Single by Lights.Action!
- Released: 23 March 2008
- Recorded: 2008
- Genre: Rock
- Length: 3:34
- Label: Xtra Mile
- Songwriter(s): Lights Action

Lights.Action! singles chronology
| "Story of a Broken Boy" (2007) | "Aurora" (2008) | "Battle of Lovers" (2009) |

= Aurora (Lights Action song) =

"Aurora" is the third single released by British quintet Lights.Action!. It was released on 7 April, before their debut mini-album, All Eyes to the Morning Sun, through iTunes and other major DSPs.

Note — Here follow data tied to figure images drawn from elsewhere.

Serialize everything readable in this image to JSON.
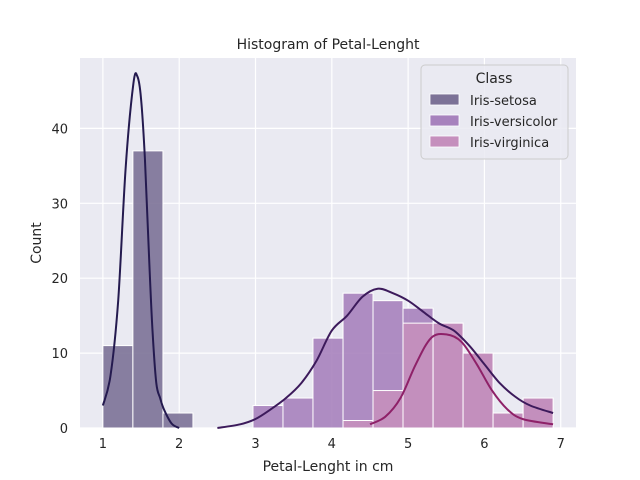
{
  "chart_data": {
    "type": "histogram",
    "title": "Histogram of Petal-Lenght",
    "xlabel": "Petal-Lenght in cm",
    "ylabel": "Count",
    "xlim": [
      0.7,
      7.2
    ],
    "ylim": [
      0,
      49.4
    ],
    "xticks": [
      1,
      2,
      3,
      4,
      5,
      6,
      7
    ],
    "yticks": [
      0,
      10,
      20,
      30,
      40
    ],
    "grid": true,
    "legend": {
      "title": "Class",
      "placement": "top-right",
      "entries": [
        "Iris-setosa",
        "Iris-versicolor",
        "Iris-virginica"
      ]
    },
    "bin_edges": [
      1.0,
      1.393,
      1.787,
      2.18,
      2.573,
      2.967,
      3.36,
      3.753,
      4.147,
      4.54,
      4.933,
      5.327,
      5.72,
      6.113,
      6.507,
      6.9
    ],
    "series": [
      {
        "name": "Iris-setosa",
        "color": "#241a4f",
        "bar_color": "#7c7297",
        "counts": [
          11,
          37,
          2,
          0,
          0,
          0,
          0,
          0,
          0,
          0,
          0,
          0,
          0,
          0,
          0
        ],
        "kde": [
          [
            1.0,
            3
          ],
          [
            1.1,
            7
          ],
          [
            1.2,
            17
          ],
          [
            1.3,
            35
          ],
          [
            1.4,
            46
          ],
          [
            1.45,
            47
          ],
          [
            1.5,
            44
          ],
          [
            1.55,
            36
          ],
          [
            1.6,
            24
          ],
          [
            1.65,
            13
          ],
          [
            1.7,
            6
          ],
          [
            1.75,
            4
          ],
          [
            1.8,
            2.5
          ],
          [
            1.9,
            0.6
          ],
          [
            2.0,
            0
          ]
        ]
      },
      {
        "name": "Iris-versicolor",
        "color": "#3c1a5b",
        "bar_color": "#a782bd",
        "counts": [
          0,
          0,
          0,
          0,
          0,
          3,
          4,
          12,
          18,
          17,
          16,
          14,
          10,
          2,
          4
        ],
        "kde": [
          [
            2.5,
            0
          ],
          [
            2.8,
            0.5
          ],
          [
            3.0,
            1.2
          ],
          [
            3.2,
            2.5
          ],
          [
            3.4,
            4
          ],
          [
            3.6,
            6
          ],
          [
            3.8,
            9
          ],
          [
            4.0,
            13
          ],
          [
            4.2,
            15
          ],
          [
            4.4,
            17.5
          ],
          [
            4.6,
            18.6
          ],
          [
            4.8,
            18
          ],
          [
            5.0,
            17
          ],
          [
            5.2,
            15.5
          ],
          [
            5.4,
            14
          ],
          [
            5.6,
            13
          ],
          [
            5.8,
            11
          ],
          [
            6.0,
            8.5
          ],
          [
            6.2,
            6
          ],
          [
            6.4,
            4.2
          ],
          [
            6.6,
            3
          ],
          [
            6.9,
            2
          ]
        ]
      },
      {
        "name": "Iris-virginica",
        "color": "#8e2168",
        "bar_color": "#c58fbd",
        "counts": [
          0,
          0,
          0,
          0,
          0,
          0,
          0,
          0,
          1,
          5,
          14,
          14,
          10,
          2,
          4
        ],
        "kde": [
          [
            4.5,
            0.5
          ],
          [
            4.7,
            1.5
          ],
          [
            4.9,
            4
          ],
          [
            5.1,
            8.5
          ],
          [
            5.3,
            12
          ],
          [
            5.5,
            12.5
          ],
          [
            5.7,
            11.5
          ],
          [
            5.9,
            8.5
          ],
          [
            6.1,
            5
          ],
          [
            6.3,
            2.5
          ],
          [
            6.5,
            1.2
          ],
          [
            6.9,
            0.5
          ]
        ]
      }
    ]
  }
}
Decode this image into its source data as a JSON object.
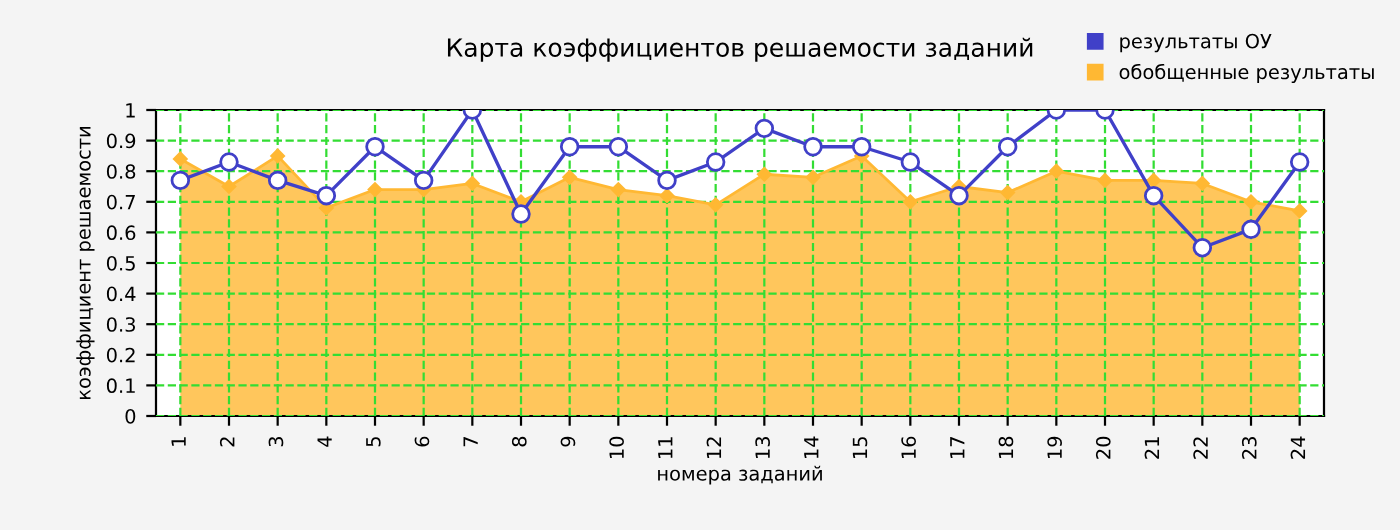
{
  "chart_data": {
    "type": "line",
    "title": "Карта коэффициентов решаемости заданий",
    "xlabel": "номера заданий",
    "ylabel": "коэффициент решаемости",
    "categories": [
      "1",
      "2",
      "3",
      "4",
      "5",
      "6",
      "7",
      "8",
      "9",
      "10",
      "11",
      "12",
      "13",
      "14",
      "15",
      "16",
      "17",
      "18",
      "19",
      "20",
      "21",
      "22",
      "23",
      "24"
    ],
    "series": [
      {
        "name": "обобщенные результаты",
        "type": "area",
        "color": "#ffb833",
        "marker": "diamond",
        "values": [
          0.84,
          0.75,
          0.85,
          0.68,
          0.74,
          0.74,
          0.76,
          0.7,
          0.78,
          0.74,
          0.72,
          0.69,
          0.79,
          0.78,
          0.85,
          0.7,
          0.75,
          0.73,
          0.8,
          0.77,
          0.77,
          0.76,
          0.7,
          0.67
        ]
      },
      {
        "name": "результаты ОУ",
        "color": "#4040c8",
        "marker": "circle",
        "values": [
          0.77,
          0.83,
          0.77,
          0.72,
          0.88,
          0.77,
          1.0,
          0.66,
          0.88,
          0.88,
          0.77,
          0.83,
          0.94,
          0.88,
          0.88,
          0.83,
          0.72,
          0.88,
          1.0,
          1.0,
          0.72,
          0.55,
          0.61,
          0.83
        ]
      }
    ],
    "ylim": [
      0,
      1
    ],
    "yticks": [
      0,
      0.1,
      0.2,
      0.3,
      0.4,
      0.5,
      0.6,
      0.7,
      0.8,
      0.9,
      1
    ],
    "grid": true,
    "legend": "top right"
  }
}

The song is based on a poem written by Patrick Currier, which is a letter to his imaginary future daughter, Aurora, who is confronted with the end of the world. He imagines speaking to her and soothing her despite the fact that the skies are filled with exploding bombs, and the world is being torn apart. He tries to put it across that the explosions are just a lightshow for her, like the Northern Lights, her namesake.

==Music video==
The video was filmed in a field in Surrey on a cold night. The idea behind it is that the band are trying to put the sun back in the sky.

==Personnel==
Patrick Currier – vocals
Karl Bareham – Guitar
Chris Moorhead – Guitar/Keys
Alex Leeder – Bass
Steven Durham – drums

George Fafalios – Director, Editing
Hannah Clayton – Costume
Mark Fafalios, Lewis Jones – Gaffer.